Proving $\int_a^\infty \frac{e^{-t}}{t}dt\geq -\log a - 1$

Question

I am trying to prove the following inequaility: $$\int_a^\infty \dfrac{e^{-t}}{t}dt\geq -\log a - 1$$ for all $a$ positive and real. Now, I already try breaking the domain at 1 and using integration by parts but constants appear and the inequalities tend to be of the wrong side.
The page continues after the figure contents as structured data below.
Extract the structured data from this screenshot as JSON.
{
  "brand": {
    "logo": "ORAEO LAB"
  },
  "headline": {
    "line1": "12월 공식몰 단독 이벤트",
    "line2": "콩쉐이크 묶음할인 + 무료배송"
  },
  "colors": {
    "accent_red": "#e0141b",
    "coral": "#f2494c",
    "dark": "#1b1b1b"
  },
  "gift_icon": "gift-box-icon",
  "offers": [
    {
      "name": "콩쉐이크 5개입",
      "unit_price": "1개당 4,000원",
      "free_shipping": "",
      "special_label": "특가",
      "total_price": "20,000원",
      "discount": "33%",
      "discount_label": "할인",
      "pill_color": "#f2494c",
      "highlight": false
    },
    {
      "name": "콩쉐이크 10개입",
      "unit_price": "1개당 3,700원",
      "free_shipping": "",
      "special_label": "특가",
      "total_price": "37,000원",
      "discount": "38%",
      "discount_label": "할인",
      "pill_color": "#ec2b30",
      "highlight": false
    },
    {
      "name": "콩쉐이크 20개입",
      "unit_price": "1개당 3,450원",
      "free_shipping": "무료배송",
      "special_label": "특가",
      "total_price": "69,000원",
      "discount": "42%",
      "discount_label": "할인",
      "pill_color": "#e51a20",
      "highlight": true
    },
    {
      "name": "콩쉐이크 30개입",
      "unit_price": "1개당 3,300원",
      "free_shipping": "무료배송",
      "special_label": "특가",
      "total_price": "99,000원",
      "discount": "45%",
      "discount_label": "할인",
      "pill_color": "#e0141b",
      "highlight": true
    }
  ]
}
Any help or hint appreciated.

Answer 1

$\int_a^{\infty} \frac {e^{-t}} t \, dt \geq \int_a^{1} \frac {e^{-t}} t \, dt \geq \int_a^{1} \frac {1-t} t \, dt=-log\, a-1+a >-log\, a -1$ for $0<a<1$. For $a\geq 1$ use the fact that $\int_a^{\infty} \frac {e^{-t}} t \, dt +log \, a$ is monotonically inccreasing. (Its derivative is positive)

Answer 2

Integrate by parts to obtain $$ - e^{-a} \log a + \int_a^\infty e^{-t} \log t \, {\rm d}t = -\log a - \gamma + \left\{\left(1 - e^{-a}\right) \log a + \gamma + \int_a^\infty e^{-t} \log t \, {\rm d}t \right\} \, . $$ The expression in the curly bracket vanishes for $a\rightarrow 0$ and the derivative is $$\frac{1-e^{-a}}{a} \geq 0$$ which yields an even better estimate.